**********************************************************************************************************************
I was living in a little hotel room in the middle of nowhere (Eureka, California, technically). It was May of 1982 and I remember the moment distinctly. I was reading the latest issue of BAM magazine, this freebie rock magazine. BAM usually featured San Francisco ’60s hippie retread bands, like Huey Lewis & the News, Journey, Eddie Money and the Jefferson Starship. But in this particular issue they had a review of the latest record by this punk band called Fear. From the photo, Fear looked cool and futuristic with their spikey short hair. And their songs sounded wildly satirical and outrageous. They were obviously intelligent people.
I had always been fascinated with the ’60s hippie underground newspapers. Suddenly it occurred to me that I should publish my own punk rock underground newspaper. I did a little research and was surprised to find out you could print up 10,000 copies of a newsprint tabloid for pennies a copy. So suddenly my crazy idea seemed actually feezable.
“Twisted Image” was the first name I came up with, right off the top of my head. And I immediately knew it was right. Then I set about creating the logo. I couldn’t afford an actual package of Letra-set professional lettering. So I made a 10-cent xerox of one of the fonts from their catalogue, and cut the individual letters out with scissors and pasted them onto a piece of paper. Somehow, that seemed “punk rock.”

The next evening I had a second thrill when I dropped off stacks of Twisted Image #1 at the On Broadway, the legendary San Francisco punk club. I stood there in amazement, like a secret voyeur, as I watched all the punkers sitting around in the lounge area, eagerly (seemingly) reading through Twisted Image #1.

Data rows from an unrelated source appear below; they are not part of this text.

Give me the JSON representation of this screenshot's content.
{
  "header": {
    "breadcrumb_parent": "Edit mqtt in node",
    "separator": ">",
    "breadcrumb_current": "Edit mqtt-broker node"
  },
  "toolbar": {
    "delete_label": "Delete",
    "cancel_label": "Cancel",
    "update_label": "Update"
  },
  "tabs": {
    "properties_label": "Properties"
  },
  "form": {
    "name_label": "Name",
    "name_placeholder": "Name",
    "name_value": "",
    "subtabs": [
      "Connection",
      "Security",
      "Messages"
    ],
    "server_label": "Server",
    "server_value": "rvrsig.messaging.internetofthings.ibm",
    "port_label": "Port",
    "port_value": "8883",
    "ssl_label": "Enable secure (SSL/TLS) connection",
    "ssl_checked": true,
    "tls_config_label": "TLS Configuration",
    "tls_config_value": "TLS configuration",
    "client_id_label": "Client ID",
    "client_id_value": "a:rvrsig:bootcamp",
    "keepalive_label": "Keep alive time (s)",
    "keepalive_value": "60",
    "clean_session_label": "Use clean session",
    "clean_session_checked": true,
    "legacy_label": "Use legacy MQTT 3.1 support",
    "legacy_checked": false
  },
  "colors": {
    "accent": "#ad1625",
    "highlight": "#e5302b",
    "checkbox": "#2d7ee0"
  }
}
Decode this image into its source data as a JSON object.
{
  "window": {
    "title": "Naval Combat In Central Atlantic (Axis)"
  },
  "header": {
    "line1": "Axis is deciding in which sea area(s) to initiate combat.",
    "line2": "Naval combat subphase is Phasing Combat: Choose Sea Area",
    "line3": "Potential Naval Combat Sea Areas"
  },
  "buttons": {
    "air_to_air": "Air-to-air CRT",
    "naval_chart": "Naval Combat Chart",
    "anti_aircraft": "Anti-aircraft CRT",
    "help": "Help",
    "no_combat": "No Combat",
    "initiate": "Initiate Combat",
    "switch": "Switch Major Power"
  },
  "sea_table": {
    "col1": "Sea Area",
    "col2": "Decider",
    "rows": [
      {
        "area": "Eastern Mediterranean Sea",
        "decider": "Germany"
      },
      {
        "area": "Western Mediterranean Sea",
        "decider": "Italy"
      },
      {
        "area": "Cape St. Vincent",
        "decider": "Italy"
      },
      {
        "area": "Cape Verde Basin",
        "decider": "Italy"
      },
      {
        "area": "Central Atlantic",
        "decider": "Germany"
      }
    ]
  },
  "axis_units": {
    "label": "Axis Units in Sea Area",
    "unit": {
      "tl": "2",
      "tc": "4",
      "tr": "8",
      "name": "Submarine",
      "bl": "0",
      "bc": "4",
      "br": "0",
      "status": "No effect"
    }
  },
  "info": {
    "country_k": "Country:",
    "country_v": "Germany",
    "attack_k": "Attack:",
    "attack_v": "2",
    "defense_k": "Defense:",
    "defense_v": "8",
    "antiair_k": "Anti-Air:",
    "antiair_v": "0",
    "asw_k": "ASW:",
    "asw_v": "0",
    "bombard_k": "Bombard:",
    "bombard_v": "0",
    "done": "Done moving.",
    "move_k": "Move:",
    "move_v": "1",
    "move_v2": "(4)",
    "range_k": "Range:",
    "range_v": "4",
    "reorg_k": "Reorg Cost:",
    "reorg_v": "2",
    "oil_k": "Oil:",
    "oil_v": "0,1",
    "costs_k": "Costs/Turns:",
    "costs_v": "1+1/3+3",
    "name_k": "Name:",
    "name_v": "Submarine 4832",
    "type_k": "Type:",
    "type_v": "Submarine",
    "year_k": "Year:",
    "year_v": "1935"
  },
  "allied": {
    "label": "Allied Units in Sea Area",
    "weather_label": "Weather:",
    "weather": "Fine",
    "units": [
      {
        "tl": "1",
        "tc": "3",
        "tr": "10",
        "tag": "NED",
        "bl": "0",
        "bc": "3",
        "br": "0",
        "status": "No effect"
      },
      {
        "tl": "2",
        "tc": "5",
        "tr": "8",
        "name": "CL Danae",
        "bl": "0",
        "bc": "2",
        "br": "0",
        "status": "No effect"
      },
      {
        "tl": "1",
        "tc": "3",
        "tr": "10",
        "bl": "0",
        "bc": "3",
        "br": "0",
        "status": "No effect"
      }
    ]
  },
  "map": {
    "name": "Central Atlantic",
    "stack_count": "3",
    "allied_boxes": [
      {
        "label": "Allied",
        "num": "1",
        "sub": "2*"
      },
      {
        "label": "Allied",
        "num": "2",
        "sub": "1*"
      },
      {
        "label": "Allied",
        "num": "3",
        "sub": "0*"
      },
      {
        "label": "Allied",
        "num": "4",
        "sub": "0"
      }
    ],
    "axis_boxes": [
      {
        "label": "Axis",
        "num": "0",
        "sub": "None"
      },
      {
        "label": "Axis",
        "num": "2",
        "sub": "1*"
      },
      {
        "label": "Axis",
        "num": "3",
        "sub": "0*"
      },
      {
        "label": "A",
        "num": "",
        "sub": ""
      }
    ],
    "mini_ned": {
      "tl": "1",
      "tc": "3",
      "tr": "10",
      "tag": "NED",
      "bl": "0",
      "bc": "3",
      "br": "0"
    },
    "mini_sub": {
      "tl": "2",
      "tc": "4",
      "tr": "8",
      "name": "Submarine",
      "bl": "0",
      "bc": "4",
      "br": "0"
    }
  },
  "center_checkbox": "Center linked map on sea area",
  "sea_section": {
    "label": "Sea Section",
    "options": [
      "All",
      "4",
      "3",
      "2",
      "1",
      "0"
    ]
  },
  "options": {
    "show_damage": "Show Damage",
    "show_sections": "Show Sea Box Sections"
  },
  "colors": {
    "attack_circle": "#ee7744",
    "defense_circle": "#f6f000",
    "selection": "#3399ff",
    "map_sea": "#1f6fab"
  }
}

Probably 95% of the ideas I come up with never amount to anything. But every now and then “even the losers get lucky sometimes.” As they say.
Years later, after that “Twisted Image” logo had been xeroxed and re-xeroxed, printed and reprinted, at least a 100 million times, and copies had literally traveled all across the world, I happened to be going through an old box of papers and I came across the original logo from 1982. There it was! It looked pretty much the same, aside from the paper yellowing a little from the cheap glue I had used. And it gave me a very weird feeling. That all the copies had generated from this one little piece of paper. It was like finding a voodoo doll in your attic. That had been sitting there all those years, secretly beaming these weird vibration out into the world.
***********************************************************************************************************************
.
My favorite line from that review of Twisted Image #1 – which I just happened to spot while randomly surfing the web and inspired me to write this darn blog — was the “wicked humor” line. Thats about the nicest thing a person could say about me. And I only hope I live up to it.